Abwahl von NPD-Ortsvorsteher steht an, doch ein Detail verwirrt

Altenstadt - Nach der Empörung über die Wahl eines NPD-Politikers zum Ortsvorsteher von Altenstadt-Waldsiedlung laufen die Vorbereitungen für dessen Abwahl.

Stefan Jagsch, stellvertretender Landesvorsitzender der NPD.
Stefan Jagsch, stellvertretender Landesvorsitzender der NPD.  © dpa/Andreas Arnold

Die dafür nötige Sitzung des Ortsbeirates findet am 22. Oktober statt, auf der sich die Mitglieder des Gremiums allerdings zunächst mit anderen Themen beschäftigen werden. Die Abwahl ist erst als siebter Tagesordnungspunkt vorgesehen.

Das geht aus der - vom noch amtierenden Ortsvorsteher - erstellten Sitzungseinladung hervor. Als achter Punkt steht die Ortsvorsteher-Neuwahl an. Zuvor soll es unter anderem um Anfragen von Bürgern gehen, die Terminierung der nächsten Müllsammelaktion sowie die Organisation eines Dorffestes.
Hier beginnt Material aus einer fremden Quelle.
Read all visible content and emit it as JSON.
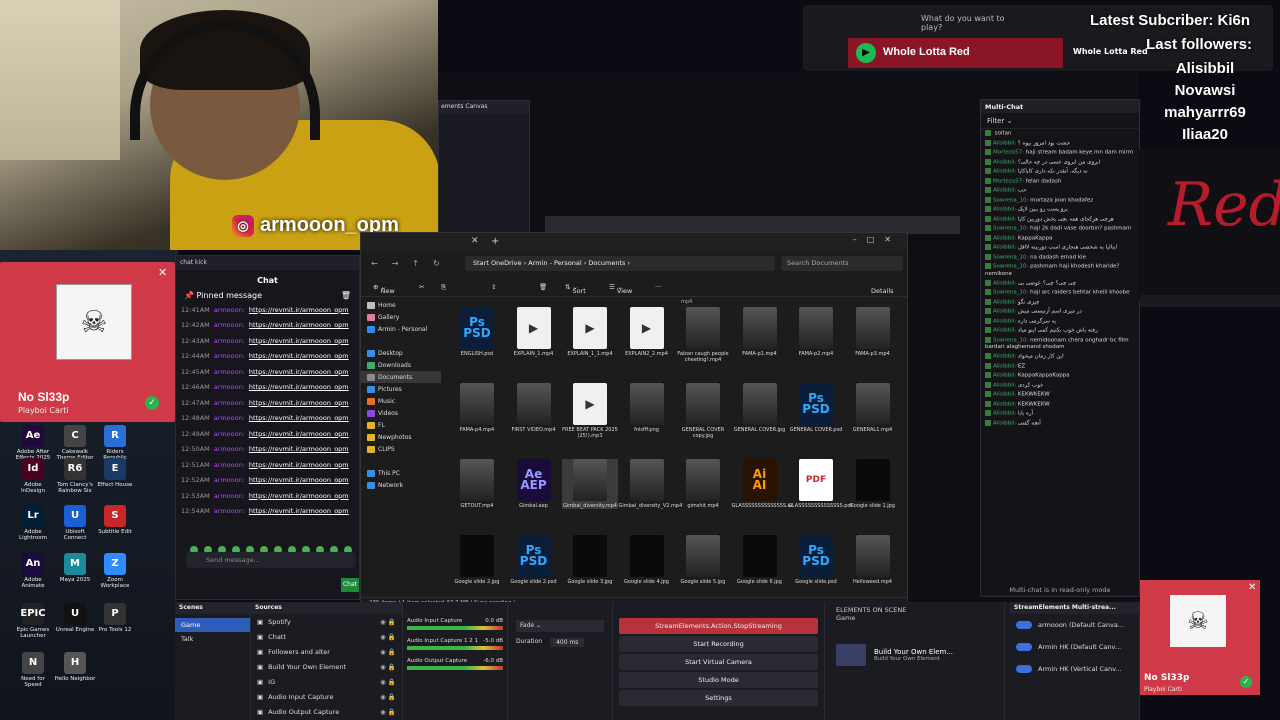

Stefan Jagsch, stellvertretender Landesvorsitzender der rechtsextremen NPD, war erst im September ins Amt gekommen. Der NPD-Politiker war von den anwesenden Ortsbeiratsmitgliedern von CDU, SPD und FDP einstimmig gewählt worden.

Zur Begründung hieß es unter anderem, dass es keinen anderen Bewerber gegeben habe. Die Mitglieder ruderten angesichts der bundesweiten Welle der Empörung aber zurück und stellten einen Abwahl-Antrag.

Neue Bewerberin für das Amt ist nun die junge CDU-Politikerin Tatjana Cyrulnikov.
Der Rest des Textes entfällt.